Conservation groups such as the World Wildlife Fund worry that the new road will make it easier for illegal loggers and poachers to ravage rich wilderness areas. WWF is particularly concerned for the saola, an antelope-like creature so rare that biologists estimate there are no more than 500 still alive -- all of them in Vietnam and Laos. Scientists believe the saola's main habitat is a patch of what the WWF calls "ever-wet forest" bisected by the highway in the Truong Son Mountains of central Vietnam. In a study to be released this month, the group will urge the government to create and protect a reserve of at least 25,000 hectares for the saola. Barney Long, WWF's Central Truong Son Landscape Coordinator who works closely with local academics and scientists on behalf of the non-government organization, guides me along the Ho Chi Minh Highway where it slices through lush forest along the Laotian border between the towns of Prao and A Luoi. Except for bird songs and the trickling of streams, the mountains here are breathtakingly quiet. Fog lurks in gulches below us, and entire trees, roots and all, have tumbled on to the asphalt from steep hillsides above. Alas, we see no signs of the shy saola -- or many other humans.

A jumble of one-room, wooden houses -- many on stilts and most lacking paint -- straddles the road in Xoi Mot, a hamlet near the WWF's hoped-for saola sanctuary. The villagers here belong to the Co-tu minority; they speak their own language and are wary of outsiders. One woman scurries into a bamboo thicket when I greet her. Blieng Hong, a subsistence farmer and mother of five, is more chatty. She says she used to hike for seven hours to reach the nearest market, often carrying a rattan backpack filled with cassava roots. She'd barter the cassava for salt, clothing and other provisions and stuff them into her bag for the long trip home. Now, thanks to the highway, traders, most of them members of the ethnic Kinh majority, come directly to her. "Only the Kinh people know how to do business. We are learning from them -- but I haven't learned anything yet," Ms. Hong says.

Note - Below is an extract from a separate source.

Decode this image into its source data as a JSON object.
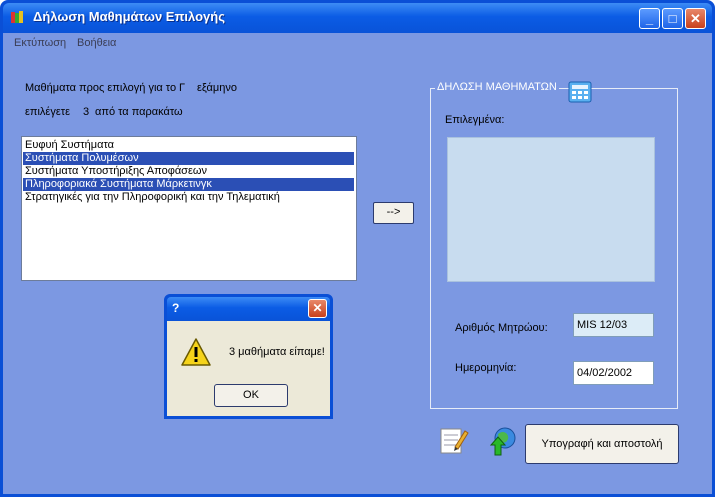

As I continue south near the village of Ro, children on adults' bicycles careen back and forth across the highway ahead of me, navigating an obstacle course of buffalo dung on the blacktop. Rounding a blind curve, I almost collide with a pair of water buffalo ambling toward me in the middle of our -- their -- lane. Many of the dominant Kinh have long looked down on the minorities living in these remote highlands. Even today, Kinh people commonly refer to the highlanders as "moi," or "savages." The highway is compounding the pressures on these minorities to abandon their traditional lifestyles. Some critics worry that the highway could seal the fate of these unique mountain cultures, as ever more Kinh settle here and impose their rules, such as a ban on slash-and-burn agriculture.

In the city of Kontum, North Vietnamese army veteran Than Tram Luy recalls life on the trail as a feral nightmare. The 80-year-old says he scavenged plantains and other wild vegetables and hunted monkeys and boar. He endured leeches and hunkered in foxholes while B-52 bombers obliterated the jungle -- a lot of those bombs never exploded, posing a lethal hazard to highway-building crews years later. "The Trail bore the human talent and material resources for unifying the country," says Mr. Luy, "and now it is helping to bring Vietnam into the modern era."

By Bruce Stanley - The Wall Street Journal - August 3, 2007.